Beyond APIs: Collecting Web Data for Research using the National Internet Observatory

Abstract

The Internet serves as a vital platform for information access and global connectivity. Widespread online engagement offers unprecedented opportunities to study human behavior at scale, yet researchers face significant ethical and technical barriers when attempting to collect data for academic studies.

In particular, major social media platforms like Facebook and Twitter have progressively restricted access to their official Application Programming Interfaces (APIs), which previously served as primary tools for researchers to create customized datasets from specific platforms for studying online content production and engagement behavior.

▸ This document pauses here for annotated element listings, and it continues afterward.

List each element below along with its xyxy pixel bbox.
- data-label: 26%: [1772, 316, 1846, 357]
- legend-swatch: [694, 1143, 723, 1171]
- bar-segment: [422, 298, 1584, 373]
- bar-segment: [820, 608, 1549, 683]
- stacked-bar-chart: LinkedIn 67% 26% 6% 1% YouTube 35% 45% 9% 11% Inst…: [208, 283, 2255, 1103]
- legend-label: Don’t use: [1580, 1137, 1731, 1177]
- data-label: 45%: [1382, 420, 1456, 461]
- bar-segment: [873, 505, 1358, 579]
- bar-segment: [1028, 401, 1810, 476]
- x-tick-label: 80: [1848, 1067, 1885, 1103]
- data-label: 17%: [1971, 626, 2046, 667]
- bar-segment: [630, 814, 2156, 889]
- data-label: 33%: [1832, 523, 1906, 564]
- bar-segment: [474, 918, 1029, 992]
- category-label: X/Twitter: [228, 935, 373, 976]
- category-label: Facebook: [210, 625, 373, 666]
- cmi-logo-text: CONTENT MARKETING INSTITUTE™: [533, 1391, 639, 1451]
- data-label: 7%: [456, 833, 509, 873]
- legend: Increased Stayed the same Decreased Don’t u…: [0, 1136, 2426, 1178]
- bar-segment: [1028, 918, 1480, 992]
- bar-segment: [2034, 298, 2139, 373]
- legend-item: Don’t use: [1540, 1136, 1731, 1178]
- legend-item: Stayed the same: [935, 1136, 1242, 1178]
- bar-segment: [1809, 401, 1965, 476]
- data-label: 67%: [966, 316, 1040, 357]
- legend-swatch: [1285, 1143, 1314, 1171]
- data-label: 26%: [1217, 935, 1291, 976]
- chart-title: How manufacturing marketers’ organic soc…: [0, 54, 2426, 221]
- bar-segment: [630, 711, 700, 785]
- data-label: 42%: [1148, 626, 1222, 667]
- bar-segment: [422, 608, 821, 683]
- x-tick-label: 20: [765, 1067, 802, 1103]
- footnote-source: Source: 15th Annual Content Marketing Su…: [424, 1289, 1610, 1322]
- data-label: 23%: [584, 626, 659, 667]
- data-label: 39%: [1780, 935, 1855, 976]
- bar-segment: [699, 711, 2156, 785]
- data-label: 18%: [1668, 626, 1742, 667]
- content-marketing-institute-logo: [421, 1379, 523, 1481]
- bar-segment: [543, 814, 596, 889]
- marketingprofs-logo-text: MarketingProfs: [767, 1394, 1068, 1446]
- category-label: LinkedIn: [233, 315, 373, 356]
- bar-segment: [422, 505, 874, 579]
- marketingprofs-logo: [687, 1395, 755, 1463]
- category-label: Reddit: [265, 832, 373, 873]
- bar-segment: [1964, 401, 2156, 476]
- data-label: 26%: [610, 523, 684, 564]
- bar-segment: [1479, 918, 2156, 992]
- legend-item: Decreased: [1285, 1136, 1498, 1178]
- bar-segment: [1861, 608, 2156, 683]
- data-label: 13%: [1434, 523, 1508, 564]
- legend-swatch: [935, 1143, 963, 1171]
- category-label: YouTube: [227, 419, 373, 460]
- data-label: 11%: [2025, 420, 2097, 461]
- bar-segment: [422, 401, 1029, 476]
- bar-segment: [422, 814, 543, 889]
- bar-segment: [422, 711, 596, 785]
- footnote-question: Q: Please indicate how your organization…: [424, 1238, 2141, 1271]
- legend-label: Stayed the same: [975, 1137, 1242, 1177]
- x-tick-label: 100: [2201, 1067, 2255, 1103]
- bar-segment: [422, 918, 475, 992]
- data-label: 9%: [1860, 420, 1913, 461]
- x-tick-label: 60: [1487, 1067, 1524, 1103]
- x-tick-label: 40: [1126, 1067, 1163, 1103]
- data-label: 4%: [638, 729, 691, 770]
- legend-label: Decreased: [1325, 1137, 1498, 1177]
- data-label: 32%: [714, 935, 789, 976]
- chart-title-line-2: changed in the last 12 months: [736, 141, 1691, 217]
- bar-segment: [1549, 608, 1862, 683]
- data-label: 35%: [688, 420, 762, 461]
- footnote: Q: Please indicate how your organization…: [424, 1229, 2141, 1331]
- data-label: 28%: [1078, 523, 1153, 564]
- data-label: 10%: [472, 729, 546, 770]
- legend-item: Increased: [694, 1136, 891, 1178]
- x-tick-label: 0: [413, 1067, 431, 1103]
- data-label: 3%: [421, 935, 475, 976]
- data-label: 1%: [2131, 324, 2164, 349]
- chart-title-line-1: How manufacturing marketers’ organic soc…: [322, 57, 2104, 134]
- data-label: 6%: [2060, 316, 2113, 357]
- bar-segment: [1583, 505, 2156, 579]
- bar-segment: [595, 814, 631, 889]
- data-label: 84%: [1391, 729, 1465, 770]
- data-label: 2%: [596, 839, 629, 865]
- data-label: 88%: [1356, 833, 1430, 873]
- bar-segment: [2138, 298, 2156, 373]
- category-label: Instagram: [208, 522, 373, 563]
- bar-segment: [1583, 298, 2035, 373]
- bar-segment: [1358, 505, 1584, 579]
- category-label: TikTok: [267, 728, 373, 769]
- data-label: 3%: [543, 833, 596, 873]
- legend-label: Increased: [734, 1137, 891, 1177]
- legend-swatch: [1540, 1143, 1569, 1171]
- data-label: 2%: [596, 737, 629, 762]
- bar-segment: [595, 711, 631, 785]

This tutorial introduces the National Internet Observatory (NIO), an alternative data collection framework and infrastructure designed to help researchers study online behavior, with a particular focus on content viewing—the predominant form of online activity. The tutorial presents NIO's informed data donation process, participant demographics and behavioral traces, and secure computing infrastructure.

The tutorial incorporates interactive activities and hands-on sessions that demonstrate NIO's capabilities for enabling novel cross-disciplinary and cross-platform research across web and social media environments.

Prerequisites

There are no formal prerequisites for participation. We encourage anyone interested in online activity data collection and research to join. While a background in digital behavioral research helps participants better understand the challenges and opportunities that NIO presents, it is not required to learn about this new data collection infrastructure.

Duration

The tutorial is 3 hours (180 minutes) long, designed as one continuous half-day session.

Schedule

Duration	Activity	Description
9:00 am - 9:30 am	NIO Overview and Q&A	Overview presentation on NIO infrastructure, data collection basics, and research vision. Discussion of existing frameworks for online activity data collection across disciplines and their pros/cons.
9:30 am - 10:00 am	Data collection (in depth) & Q&A	Presentation on Mobile, Desktop, and Survey Data. Includes mechanisms of data collection, organized data collections and data products for research, and sample size estimates.
10:00 am - 10:30 am	Real dataset exploration session	Demonstration and exploration of an aggregated dataset built using NIO.
10:30 am - 11:00 am	Coffee Break and Chat
11:00 am - 11:40 am	Examples of research and data analyses using NIO data	Presentation on some existing analyses and research that uses NIO data. Highlights concrete research possibilities.
11:40 am - 12:00 pm	Q&A + Future datasets feedback	Open-ended Q&A session with all participants, and space for feedback about what participants would like NIO to add and share publicly in the future.

Learning Outcomes

By the end of the tutorial, participants will:

Learn about various methods of online activity data collection along with their pros and cons.
Learn about a new infrastructure and framework for data collection in the post-API age.
Learn about the research and analytical possibilities enabled by NIO and data donations, including the cross-platform potential of working with participants browsing activity, the kinds of research enabled by trace data being linked with survey data, and the interdisciplinary uses of these alternative data collection methods.
Understand the data collected by NIO and how it could inform their own ongoing or future research.

Organizers

Dr. Pranav Goel

Primary Contact: p.goel@northeastern.edu | pranav-goel.github.io

Dr. Goel is a Postdoctoral Research Associate at the Network Science Institute, Northeastern University, USA. He obtained his PhD in Computer Science from the University of Maryland, College Park. His research interests span computational social science & natural language processing, including text-as-data applications in computational political science, analyzing framing in news and social media, and understanding misinformation narratives, and improving topic model evaluation and their ability to assist practitioners.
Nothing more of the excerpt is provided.